The second performance by a major jazz artist that I remember attending was by McCoy Tyner. (Not to keep you in suspense, the first was by the Gary Burton Quartet.) I don't remember any of the tunes Tyner's group played, but I remember the intensity of the music - I was sitting just a few feet away from Eric Gravatt's ride cymbal. And I remember all the members of the band - Joe Ford and Ron Bridgewater on saxophones, Charles Fambrough on bass, Tyner and Gravatt, of course, and percussionist Guilherme Franco. This must have been 1976 or '77, at the long-defunct Midtown Pub in Atlanta.

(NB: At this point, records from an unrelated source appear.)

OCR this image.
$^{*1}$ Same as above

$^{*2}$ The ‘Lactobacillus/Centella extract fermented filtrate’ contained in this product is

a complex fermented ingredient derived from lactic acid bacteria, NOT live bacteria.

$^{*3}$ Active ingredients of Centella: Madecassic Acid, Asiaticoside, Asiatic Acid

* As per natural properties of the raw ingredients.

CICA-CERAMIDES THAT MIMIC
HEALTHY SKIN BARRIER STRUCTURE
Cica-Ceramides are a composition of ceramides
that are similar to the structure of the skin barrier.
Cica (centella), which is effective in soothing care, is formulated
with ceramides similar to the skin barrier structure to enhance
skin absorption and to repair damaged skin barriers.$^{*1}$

Tyner would have been in his late thirties at that time. He was in his twenties during his tenure as one-fourth of one of the greatest jazz ensembles of all time, the John Coltrane Quartet. And he was 71 when I heard him play a concert with his trio at Atlanta's Variety Playhouse tonight.
Age has taken a step or two off of Tyner's technique, but has not effected his musical instincts. His rhythm section was accomplished, but not particularly distinctive. (I never caught the drummer's name, but Gerald Cannon was the bassist.) The first set was fairly mellow; he opened with "Sama Luyaca," which he first recorded in 1978, and segued into a version of Ellington's "In a Mellotone" which was a swinging delight. The trio's seemingly spontaneous arrangement of Coltrane's "Moment's Notice" included uptempo burning and bluesy medium tempo passages.

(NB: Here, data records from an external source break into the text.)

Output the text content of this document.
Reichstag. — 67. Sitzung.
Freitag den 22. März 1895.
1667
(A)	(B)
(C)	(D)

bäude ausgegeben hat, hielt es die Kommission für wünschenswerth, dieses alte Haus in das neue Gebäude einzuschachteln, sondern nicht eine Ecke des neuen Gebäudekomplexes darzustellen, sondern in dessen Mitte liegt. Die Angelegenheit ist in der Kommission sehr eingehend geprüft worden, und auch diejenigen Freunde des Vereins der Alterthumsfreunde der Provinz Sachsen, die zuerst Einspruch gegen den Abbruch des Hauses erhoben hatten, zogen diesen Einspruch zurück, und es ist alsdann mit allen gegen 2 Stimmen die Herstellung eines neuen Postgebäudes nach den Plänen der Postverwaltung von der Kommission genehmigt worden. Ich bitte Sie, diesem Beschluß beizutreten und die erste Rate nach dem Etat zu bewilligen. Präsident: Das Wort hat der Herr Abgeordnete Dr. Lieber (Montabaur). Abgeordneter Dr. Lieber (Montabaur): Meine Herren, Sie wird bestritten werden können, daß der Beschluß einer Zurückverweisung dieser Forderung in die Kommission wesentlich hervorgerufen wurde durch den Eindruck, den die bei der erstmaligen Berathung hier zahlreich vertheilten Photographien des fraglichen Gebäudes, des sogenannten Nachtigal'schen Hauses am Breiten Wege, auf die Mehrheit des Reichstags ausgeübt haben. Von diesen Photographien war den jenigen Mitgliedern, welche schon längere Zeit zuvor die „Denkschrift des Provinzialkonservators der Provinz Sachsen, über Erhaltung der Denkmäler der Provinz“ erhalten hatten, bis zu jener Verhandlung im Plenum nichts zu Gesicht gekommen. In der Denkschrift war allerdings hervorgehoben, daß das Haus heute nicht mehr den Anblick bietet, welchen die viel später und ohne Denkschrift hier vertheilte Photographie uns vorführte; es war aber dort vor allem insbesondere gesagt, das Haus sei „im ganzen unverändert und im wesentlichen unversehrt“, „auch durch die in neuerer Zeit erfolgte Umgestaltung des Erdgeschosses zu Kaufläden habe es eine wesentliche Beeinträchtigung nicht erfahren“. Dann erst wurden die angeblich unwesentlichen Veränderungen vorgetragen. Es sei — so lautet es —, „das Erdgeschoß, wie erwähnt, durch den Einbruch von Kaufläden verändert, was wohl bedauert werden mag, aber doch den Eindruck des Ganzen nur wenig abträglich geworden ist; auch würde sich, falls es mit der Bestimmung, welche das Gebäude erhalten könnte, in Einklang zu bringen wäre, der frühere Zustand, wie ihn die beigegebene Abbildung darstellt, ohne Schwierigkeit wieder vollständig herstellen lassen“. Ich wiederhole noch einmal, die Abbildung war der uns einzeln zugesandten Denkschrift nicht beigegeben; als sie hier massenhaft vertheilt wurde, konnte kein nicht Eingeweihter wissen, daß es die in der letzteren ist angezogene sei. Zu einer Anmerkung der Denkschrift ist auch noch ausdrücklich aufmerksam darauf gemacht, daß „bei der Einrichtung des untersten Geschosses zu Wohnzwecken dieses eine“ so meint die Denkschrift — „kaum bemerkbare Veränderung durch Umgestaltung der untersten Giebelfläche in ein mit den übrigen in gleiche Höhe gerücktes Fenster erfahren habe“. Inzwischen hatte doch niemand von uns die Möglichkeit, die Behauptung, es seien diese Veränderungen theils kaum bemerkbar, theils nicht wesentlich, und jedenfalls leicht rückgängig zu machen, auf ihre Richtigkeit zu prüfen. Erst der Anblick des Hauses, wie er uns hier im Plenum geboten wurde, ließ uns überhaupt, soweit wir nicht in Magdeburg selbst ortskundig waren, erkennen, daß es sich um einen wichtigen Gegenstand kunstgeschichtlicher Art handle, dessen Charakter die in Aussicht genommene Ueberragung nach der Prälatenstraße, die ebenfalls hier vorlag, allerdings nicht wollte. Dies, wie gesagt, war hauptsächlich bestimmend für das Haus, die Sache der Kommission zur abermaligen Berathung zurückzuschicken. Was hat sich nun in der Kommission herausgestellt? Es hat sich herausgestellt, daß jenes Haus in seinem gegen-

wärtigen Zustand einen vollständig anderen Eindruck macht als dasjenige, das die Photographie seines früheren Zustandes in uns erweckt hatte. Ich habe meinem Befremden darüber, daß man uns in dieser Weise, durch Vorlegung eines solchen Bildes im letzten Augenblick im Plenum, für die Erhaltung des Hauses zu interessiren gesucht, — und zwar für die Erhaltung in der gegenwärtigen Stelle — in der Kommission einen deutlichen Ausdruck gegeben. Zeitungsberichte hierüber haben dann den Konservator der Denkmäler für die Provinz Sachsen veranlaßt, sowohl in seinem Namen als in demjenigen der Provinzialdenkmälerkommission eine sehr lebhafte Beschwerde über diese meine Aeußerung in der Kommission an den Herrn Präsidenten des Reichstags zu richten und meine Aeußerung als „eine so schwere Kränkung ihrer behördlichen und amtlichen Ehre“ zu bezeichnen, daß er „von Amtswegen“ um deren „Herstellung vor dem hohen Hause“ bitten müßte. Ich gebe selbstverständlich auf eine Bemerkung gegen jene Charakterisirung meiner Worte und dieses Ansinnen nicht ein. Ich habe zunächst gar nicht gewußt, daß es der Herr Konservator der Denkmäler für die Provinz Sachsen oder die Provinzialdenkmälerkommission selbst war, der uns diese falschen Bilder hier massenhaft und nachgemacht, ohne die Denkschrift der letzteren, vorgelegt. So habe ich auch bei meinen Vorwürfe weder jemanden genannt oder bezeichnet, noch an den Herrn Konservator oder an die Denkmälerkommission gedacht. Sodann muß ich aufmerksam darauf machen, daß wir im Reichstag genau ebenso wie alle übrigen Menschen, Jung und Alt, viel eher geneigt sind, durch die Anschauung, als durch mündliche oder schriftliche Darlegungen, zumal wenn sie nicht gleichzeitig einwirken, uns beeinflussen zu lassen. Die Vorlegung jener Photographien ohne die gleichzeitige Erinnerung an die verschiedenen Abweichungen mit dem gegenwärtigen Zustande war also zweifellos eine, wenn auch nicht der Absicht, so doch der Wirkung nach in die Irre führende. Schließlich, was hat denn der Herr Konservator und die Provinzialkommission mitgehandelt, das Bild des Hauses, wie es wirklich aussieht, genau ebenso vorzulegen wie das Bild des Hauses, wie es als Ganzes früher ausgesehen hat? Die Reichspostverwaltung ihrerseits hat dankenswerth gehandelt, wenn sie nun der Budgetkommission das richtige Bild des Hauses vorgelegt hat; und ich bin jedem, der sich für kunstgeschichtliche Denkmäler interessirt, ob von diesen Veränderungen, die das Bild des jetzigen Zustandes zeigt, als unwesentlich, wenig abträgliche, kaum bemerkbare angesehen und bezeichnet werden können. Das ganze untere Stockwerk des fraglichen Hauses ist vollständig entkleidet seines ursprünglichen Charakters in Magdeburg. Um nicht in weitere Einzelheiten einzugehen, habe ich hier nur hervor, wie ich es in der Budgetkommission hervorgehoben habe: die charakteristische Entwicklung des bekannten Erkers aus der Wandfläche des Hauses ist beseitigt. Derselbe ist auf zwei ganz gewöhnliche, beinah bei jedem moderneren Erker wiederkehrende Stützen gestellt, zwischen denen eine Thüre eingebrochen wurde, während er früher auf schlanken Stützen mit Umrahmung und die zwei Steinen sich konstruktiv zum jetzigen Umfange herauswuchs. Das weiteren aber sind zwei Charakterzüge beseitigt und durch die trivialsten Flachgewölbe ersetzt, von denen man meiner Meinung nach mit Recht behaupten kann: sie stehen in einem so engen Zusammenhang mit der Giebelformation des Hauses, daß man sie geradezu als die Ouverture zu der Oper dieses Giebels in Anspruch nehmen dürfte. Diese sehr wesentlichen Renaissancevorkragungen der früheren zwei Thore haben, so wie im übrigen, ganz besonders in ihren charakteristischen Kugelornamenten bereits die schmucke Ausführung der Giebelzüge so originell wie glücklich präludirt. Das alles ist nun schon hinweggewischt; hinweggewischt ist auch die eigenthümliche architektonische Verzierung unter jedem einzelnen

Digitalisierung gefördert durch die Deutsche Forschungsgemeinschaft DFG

The second set had more of the modal intensity I associate with Tyner, with plenty of the "left hand like a drum" that is one of the pianist's trademarks. The highlight of the evening was this set's reading of "Blues on the Corner," from the 1967 Real McCoy album. Tyner overlaid the basic twelve-bar form with complex subsitute harmonies, but never lost the blues feeling. And it swung like hell.
I was pleased to see that the hall was packed; Mr. Tyner seemed touched by the warm reception he received. As he was making his final speech of the evening, a couple of ladies in the audience yelled, "We love you!" They spoke for all of us.